Cependant, l’auteur ne nie pas l’ambivalence intrinsèque de son objet d’étude : paradigme du néolibéralisme, la notion de design comporte aussi des avantages, lorsqu’elle nous ramène, par certains aspects, en deçà de la modernité. Par exemple, l’attention aux détails est le propre du design. Et même, en un certain sens, contre le relativisme où aboutit la modernité, la réintroduction du sens et de l’éthique, puisqu’on peut toujours dire d’un objet qu’il est « bien » ou « mal designé ». On ne peut se contenter de le décrire ou de le soumettre aux processus neutres de la science expérimentale. Bon ou mauvais design remettent l’éthique en ligne de mire et le designer en position de responsabilité. En outre, le design admet la valeur de la tradition, et n’épouse pas le geste, moderne par excellence, de la table rase. Comme l’écrit Bruno Latour, la liberté du design n’est pas synonyme de toute-puissance3. Bref, il nous oriente vers une nouvelle voie, affranchie des dualismes d’origine gréco-moderne. Il nous ramène vers « l’art utile », catégorie disparue au profit de la gratuité de l’art moderne.

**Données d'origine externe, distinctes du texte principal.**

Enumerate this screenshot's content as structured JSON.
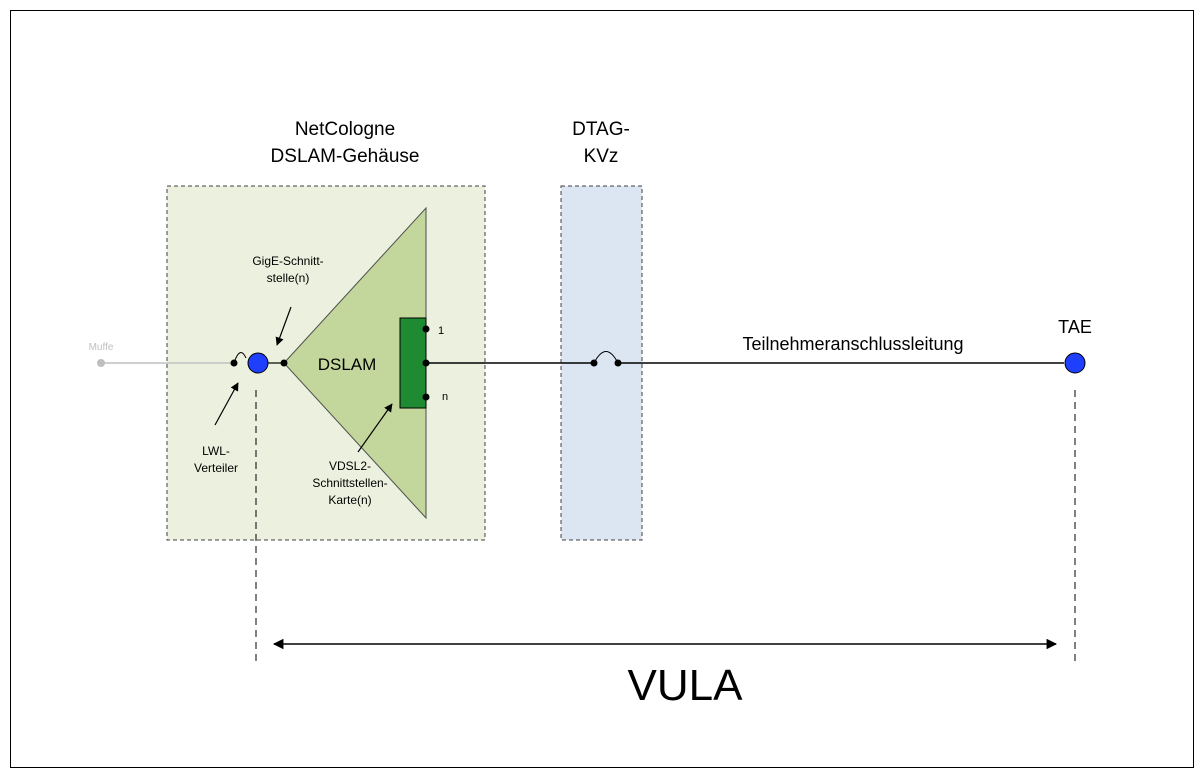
{
  "labels": {
    "netcologne_line1": "NetCologne",
    "netcologne_line2": "DSLAM-Gehäuse",
    "dtag_line1": "DTAG-",
    "dtag_line2": "KVz",
    "muffe": "Muffe",
    "gige_line1": "GigE-Schnitt-",
    "gige_line2": "stelle(n)",
    "dslam": "DSLAM",
    "port_first": "1",
    "port_last": "n",
    "lwl_line1": "LWL-",
    "lwl_line2": "Verteiler",
    "vdsl_line1": "VDSL2-",
    "vdsl_line2": "Schnittstellen-",
    "vdsl_line3": "Karte(n)",
    "tal": "Teilnehmeranschlussleitung",
    "tae": "TAE",
    "vula": "VULA"
  },
  "colors": {
    "dslam_housing_fill": "#ebf1de",
    "dslam_triangle_fill": "#c3d69b",
    "vdsl_card_fill": "#1e8b32",
    "kvz_fill": "#dce6f2",
    "node_fill": "#1f3fff",
    "muffe_gray": "#bfbfbf"
  }
}
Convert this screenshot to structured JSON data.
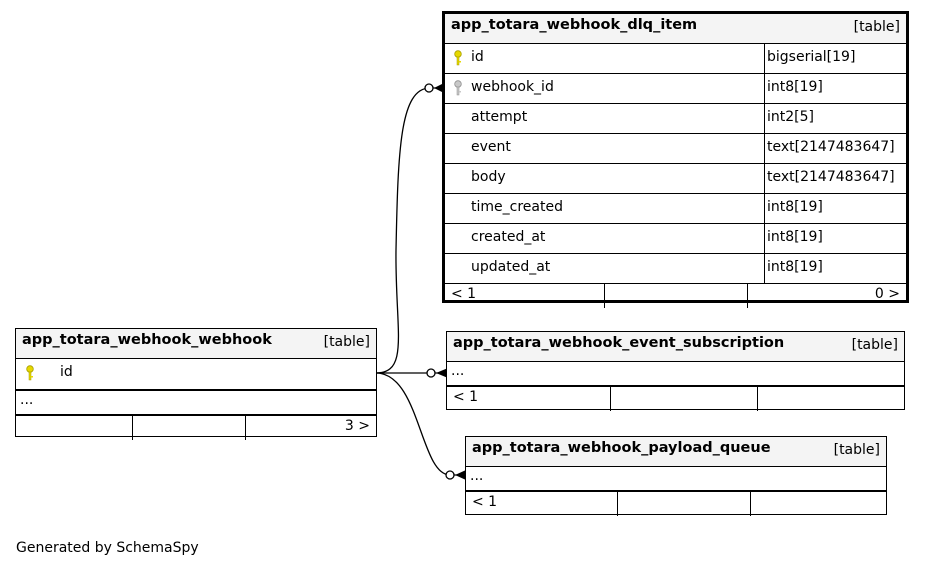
{
  "tables": {
    "dlq": {
      "name": "app_totara_webhook_dlq_item",
      "type": "[table]",
      "columns": [
        {
          "name": "id",
          "type": "bigserial[19]",
          "key": "primary"
        },
        {
          "name": "webhook_id",
          "type": "int8[19]",
          "key": "foreign"
        },
        {
          "name": "attempt",
          "type": "int2[5]",
          "key": ""
        },
        {
          "name": "event",
          "type": "text[2147483647]",
          "key": ""
        },
        {
          "name": "body",
          "type": "text[2147483647]",
          "key": ""
        },
        {
          "name": "time_created",
          "type": "int8[19]",
          "key": ""
        },
        {
          "name": "created_at",
          "type": "int8[19]",
          "key": ""
        },
        {
          "name": "updated_at",
          "type": "int8[19]",
          "key": ""
        }
      ],
      "parents": "< 1",
      "children": "0 >"
    },
    "webhook": {
      "name": "app_totara_webhook_webhook",
      "type": "[table]",
      "column": "id",
      "ellipsis": "...",
      "children": "3 >"
    },
    "subscription": {
      "name": "app_totara_webhook_event_subscription",
      "type": "[table]",
      "ellipsis": "...",
      "parents": "< 1"
    },
    "payload": {
      "name": "app_totara_webhook_payload_queue",
      "type": "[table]",
      "ellipsis": "...",
      "parents": "< 1"
    }
  },
  "footer": "Generated by SchemaSpy",
  "colors": {
    "primary_key": "#e6d800",
    "foreign_key": "#b0b0b0",
    "header_bg": "#f4f4f4"
  }
}
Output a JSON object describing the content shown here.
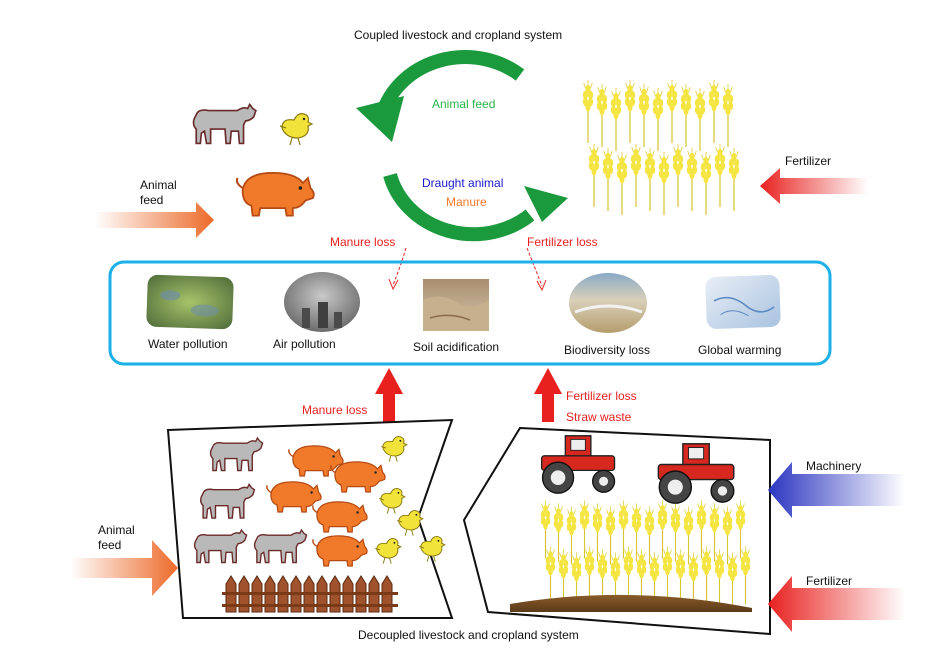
{
  "top": {
    "title": "Coupled livestock and cropland system",
    "cycle": {
      "animal_feed": "Animal feed",
      "draught_animal": "Draught animal",
      "manure": "Manure"
    },
    "left_input": "Animal\nfeed",
    "right_input": "Fertilizer",
    "manure_loss": "Manure loss",
    "fertilizer_loss": "Fertilizer loss"
  },
  "impacts": {
    "items": [
      {
        "label": "Water pollution"
      },
      {
        "label": "Air pollution"
      },
      {
        "label": "Soil acidification"
      },
      {
        "label": "Biodiversity loss"
      },
      {
        "label": "Global warming"
      }
    ]
  },
  "bottom": {
    "title": "Decoupled livestock and cropland system",
    "manure_loss": "Manure loss",
    "fertilizer_loss": "Fertilizer loss",
    "straw_waste": "Straw waste",
    "left_input": "Animal\nfeed",
    "machinery": "Machinery",
    "fertilizer": "Fertilizer"
  },
  "colors": {
    "cycle_green": "#1a9a3c",
    "animal_feed_text": "#2bb34a",
    "draught_text": "#1a1acc",
    "manure_text": "#f07a2a",
    "loss_text": "#e8211f",
    "impact_border": "#1ab0e8",
    "feed_arrow": "#ec6a2a",
    "fertilizer_arrow": "#e8211f",
    "machinery_arrow": "#2a35c0",
    "pig": "#f07a2a",
    "chicken": "#f2e33a",
    "wheat": "#f4e542",
    "tractor": "#d6281e"
  }
}
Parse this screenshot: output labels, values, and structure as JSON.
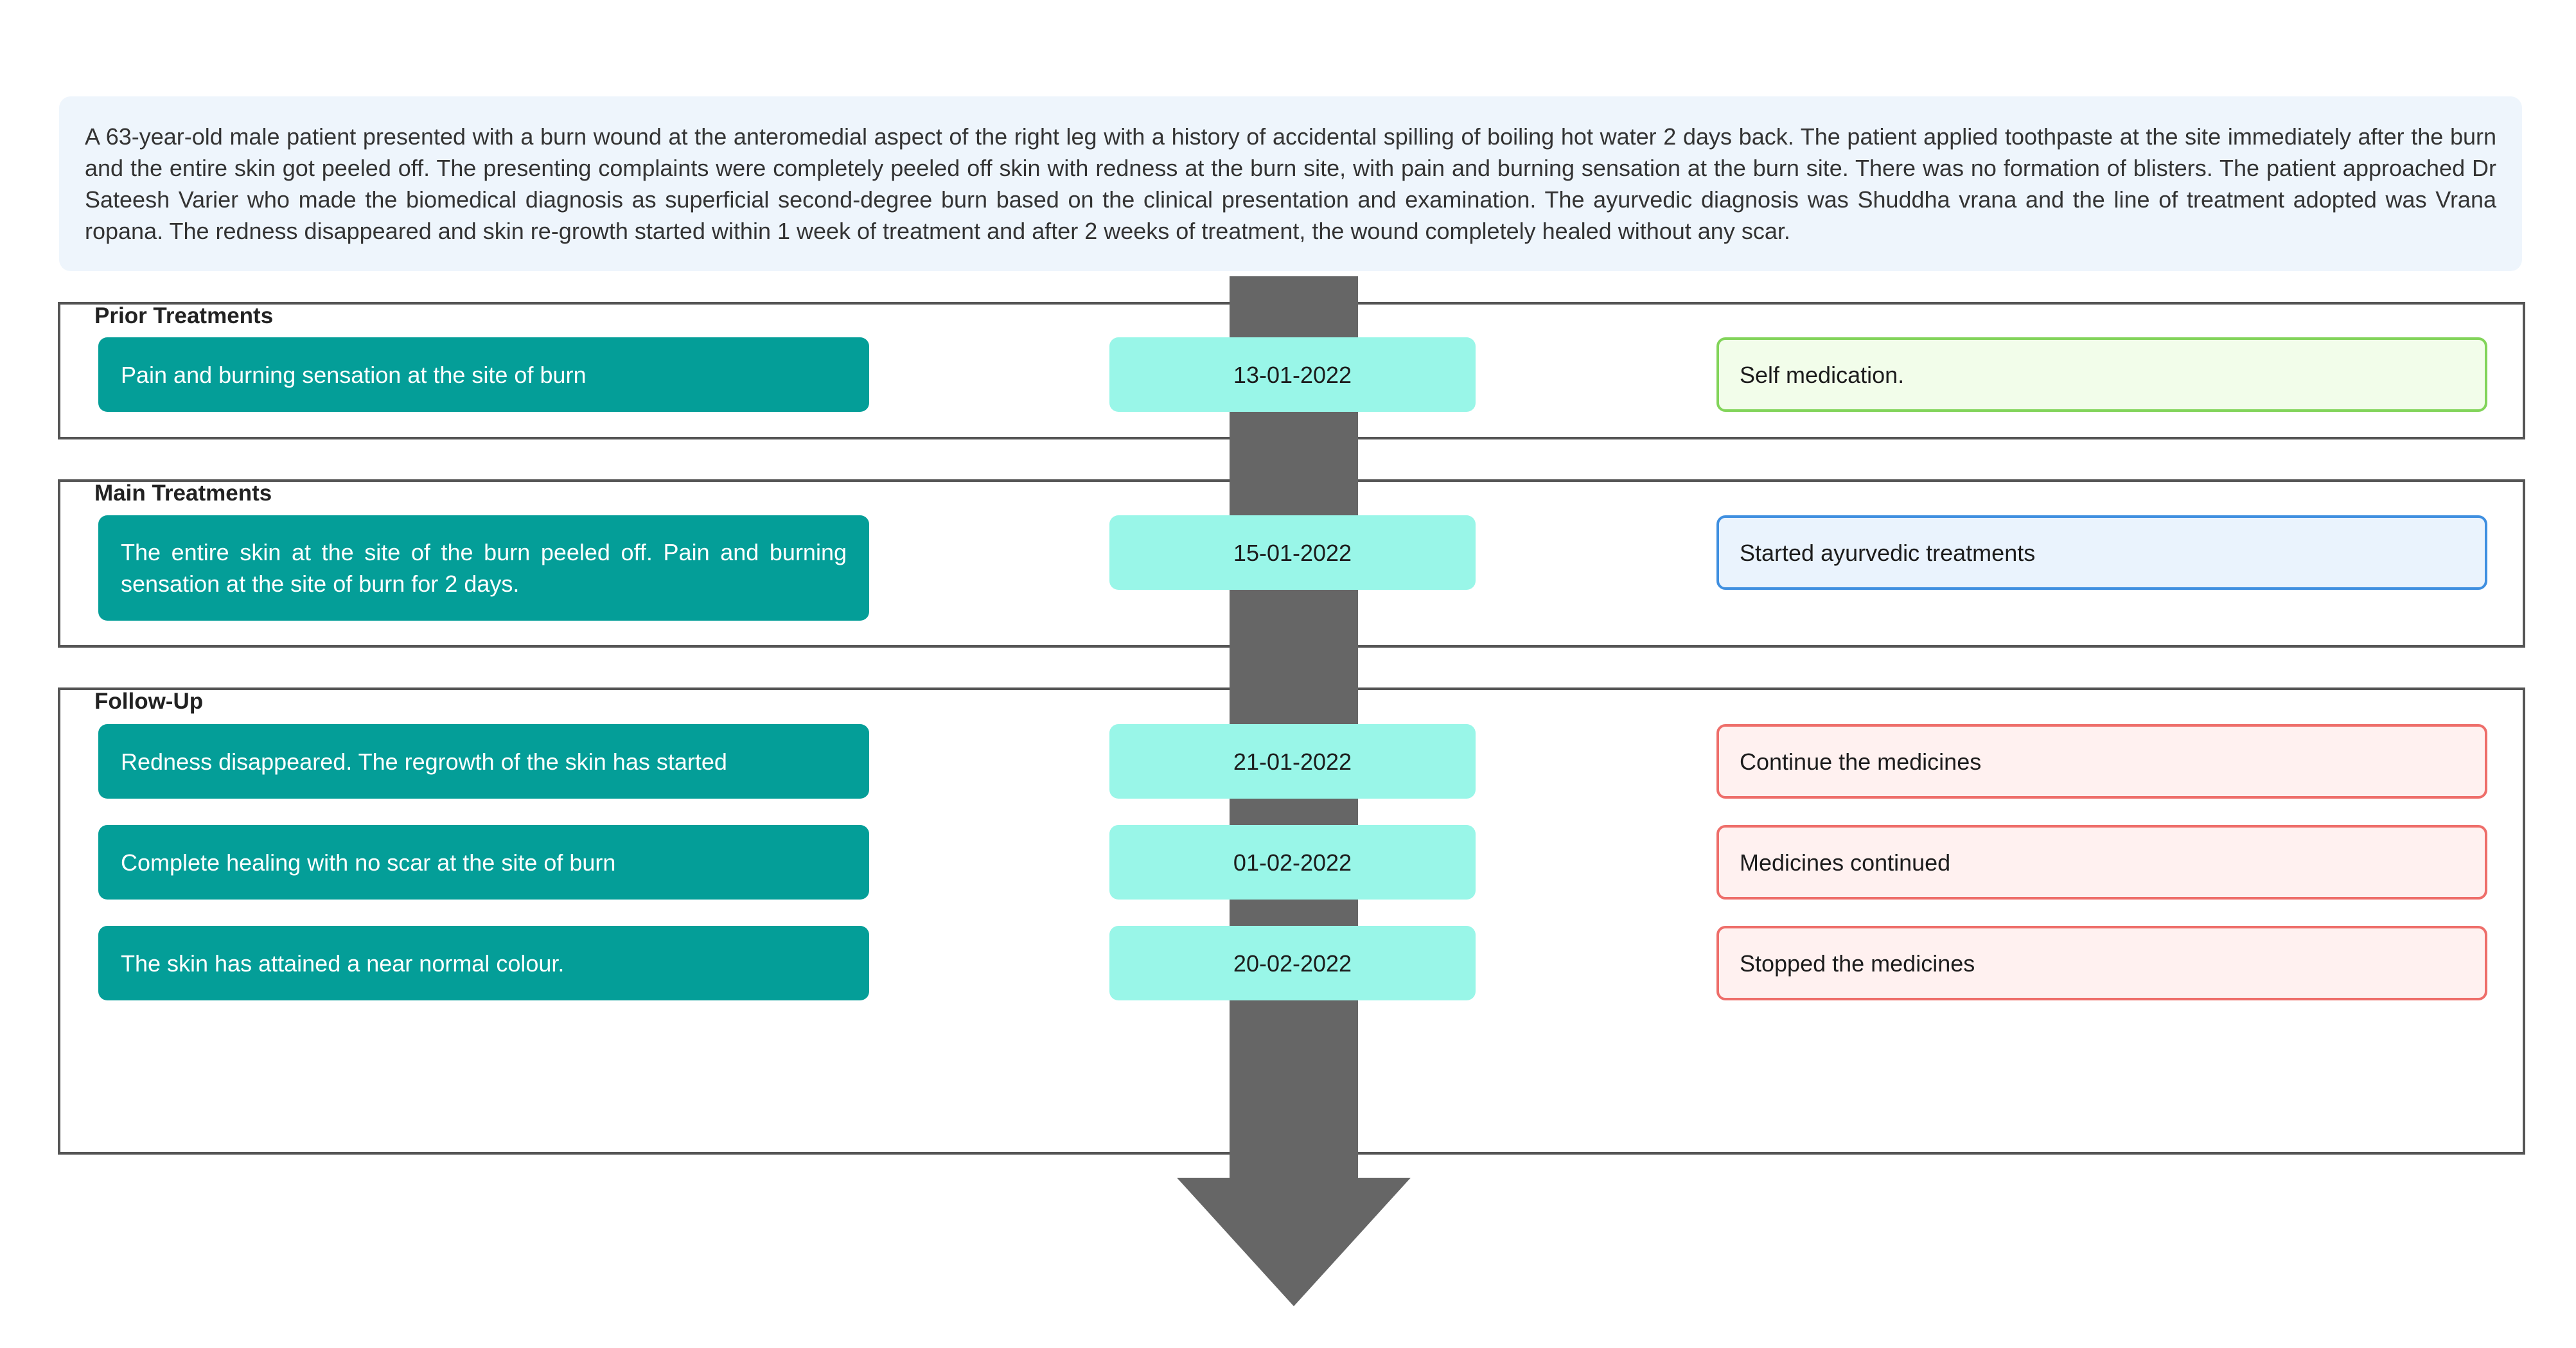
{
  "summary": "A 63-year-old male patient presented with a burn wound at the anteromedial aspect of the right leg with a history of accidental spilling of boiling hot water 2 days back. The patient applied toothpaste at the site immediately after the burn and the entire skin got peeled off. The presenting complaints were completely peeled off skin with redness at the burn site, with pain and burning sensation at the burn site. There was no formation of blisters. The patient approached Dr Sateesh Varier who made the biomedical diagnosis as superficial second-degree burn based on the clinical presentation and examination. The ayurvedic diagnosis was Shuddha vrana and the line of treatment adopted was Vrana ropana. The redness disappeared and skin re-growth started within 1 week of treatment and after 2 weeks of treatment, the wound completely healed without any scar.",
  "sections": [
    {
      "title": "Prior Treatments",
      "rows": [
        {
          "finding": "Pain and burning sensation at the site of burn",
          "date": "13-01-2022",
          "outcome": "Self medication."
        }
      ]
    },
    {
      "title": "Main Treatments",
      "rows": [
        {
          "finding": "The entire skin at the site of the burn peeled off. Pain and burning sensation at the site of burn for 2 days.",
          "date": "15-01-2022",
          "outcome": "Started ayurvedic treatments"
        }
      ]
    },
    {
      "title": "Follow-Up",
      "rows": [
        {
          "finding": "Redness disappeared. The regrowth of the skin has started",
          "date": "21-01-2022",
          "outcome": "Continue the medicines"
        },
        {
          "finding": "Complete healing with no scar at the site of burn",
          "date": "01-02-2022",
          "outcome": "Medicines continued"
        },
        {
          "finding": "The skin has attained a near normal colour.",
          "date": "20-02-2022",
          "outcome": "Stopped the medicines"
        }
      ]
    }
  ],
  "colors": {
    "finding_bg": "#049e98",
    "date_bg": "#99f6e8",
    "prior_outcome_border": "#82d45a",
    "main_outcome_border": "#3f8fe0",
    "followup_outcome_border": "#ee6e6a",
    "arrow": "#666666"
  }
}
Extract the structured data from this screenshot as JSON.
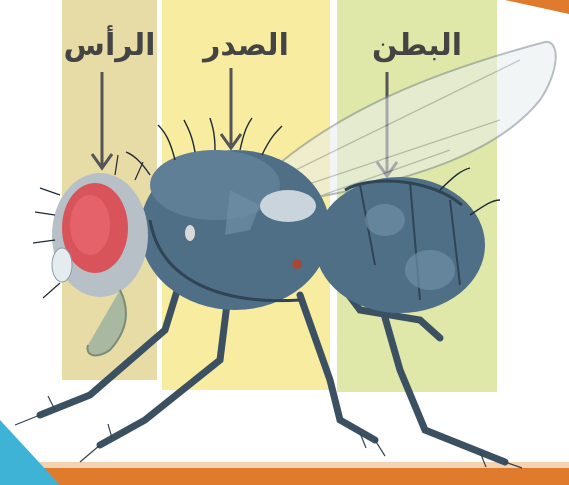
{
  "labels": {
    "head": "الرأس",
    "thorax": "الصدر",
    "abdomen": "البطن"
  },
  "colors": {
    "head_band": "#e8dca6",
    "thorax_band": "#f8eca0",
    "abdomen_band": "#dfe8a8",
    "body_blue": "#4f6f86",
    "body_dark": "#2f4454",
    "eye_red": "#d9535a",
    "arrow": "#555555",
    "frame_orange": "#e07a2c",
    "frame_blue": "#3fb3d6"
  },
  "icons": [
    "fly-illustration",
    "arrow-down"
  ]
}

De plus, si l’émancipation passe par l’achèvement des singularités, si la différence est une valeur, alors le design, de façon exemplaire, y travaille poétiquement, par la « désobéissance à dose homéopathique », selon l’expression de la designer Matali Crasset4. Ainsi, l’individualisme tant décrié serait l’expression – encore caricaturale – d’une véritable égalité, où chacun sera incomparable.
« Si le néolithique constitue le moment de bascule vers la subordination grandissante du raisonnable au rationnel dans l’organisation de la vie des hommes, conclut Testefort, et si nos existences algorithmées en constituent l’apothéose, le design représente tout à la foi l’achèvement et le reproche ultime de cette aventure. »
- 1.Voir Marilia Amorim, Raconter, démontrer, survivre. Formes de savoirs et de discours dans la culture contemporaine, Toulouse, Érès, 2007.
- 2.Voir Vilèm Flusser, Petite Philosophie du design, trad. de l’allemand par Claude Maillard, Belval, Circé, 2002.
- 3.Voir Bruno Latour, « Les cinq avantages du (mot) design », art-utile.blogspot.fr, 2 avril 2012.
- 4.Voir Emmanuelle Lallement, Matali Crasset. Un pas de côté (1991-2002), Paris, Somogy, 2002.